The US dollar pulled back initially during the trading session on Friday but turned around to show signs of strength as we hang about the 1.26 handle. Perhaps even more importantly, the 200-day EMA sits right there as well, so I think it makes sense that we would hesitate in this general area. If we can break above the 1.26 level with decided momentum, I think it likely that the US dollar would continue to rally against the Canadian dollar, perhaps in a much bigger move from a longer-term standpoint.
On the breakout to the upside, I believe that we would go looking towards the 1.30 handle, perhaps even higher than that. This is a market that is highly correlated to the crude oil market, which has been seeing quite a bit of its own issues as of late. Nonetheless, as we start off this week, it will be interesting to see how we behave due to the fact that OPEC+ continues to struggle with some type of production schedule, and the previous week featured a significant drop in gasoline withdrawal from the US inventory. If that is going to be the case, then it is perhaps a signal that oil has topped.

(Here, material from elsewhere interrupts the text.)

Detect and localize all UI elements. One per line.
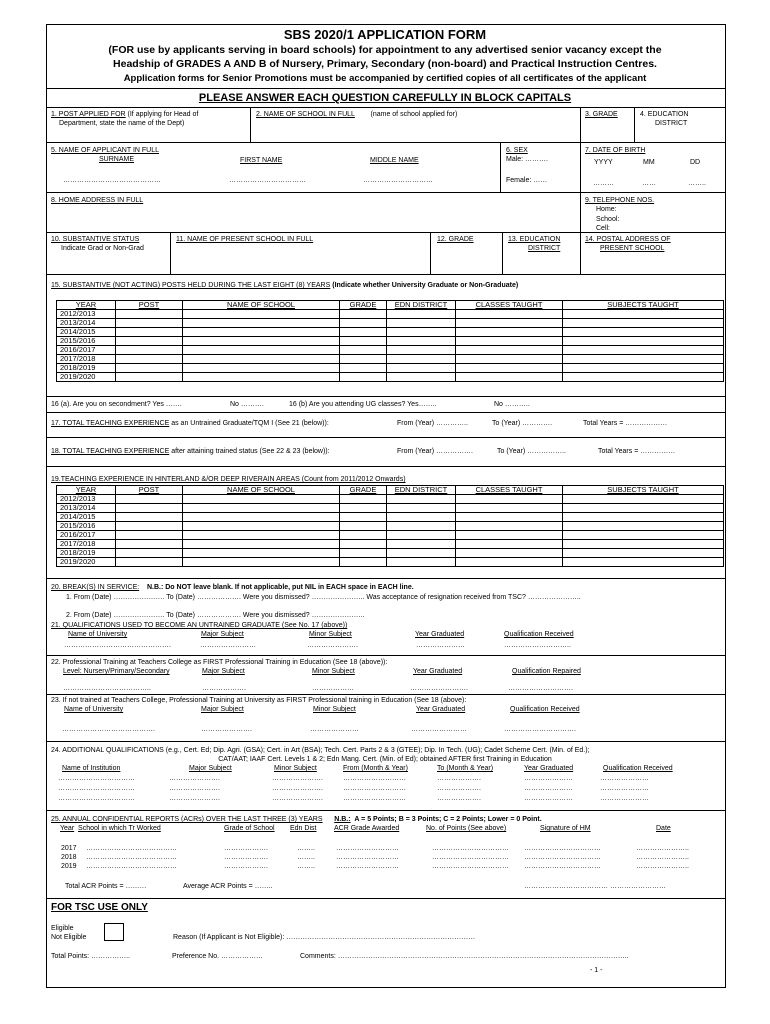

To the downside, if we were to break down below the 1.25 handle, then it would be a very negative turn of events, reaching down towards the 50-day EMA. We are in a longer term downtrend over the last several quarters, so if we do break out to the upside it could be a significant trend change. When you look at the longer-term monthly charts, the 1.20 handle has been crucial more than once, and I think it makes sense that we have seen a nice push higher from there. Ultimately, this is a market that I think will continue to be noisy, but the next week or so will probably be crucial as to where we go longer term, so we need to pay close attention to how this plays out. As things stand right now, we are in the precipice of a major trend change, and this could end up being a very strong opportunity.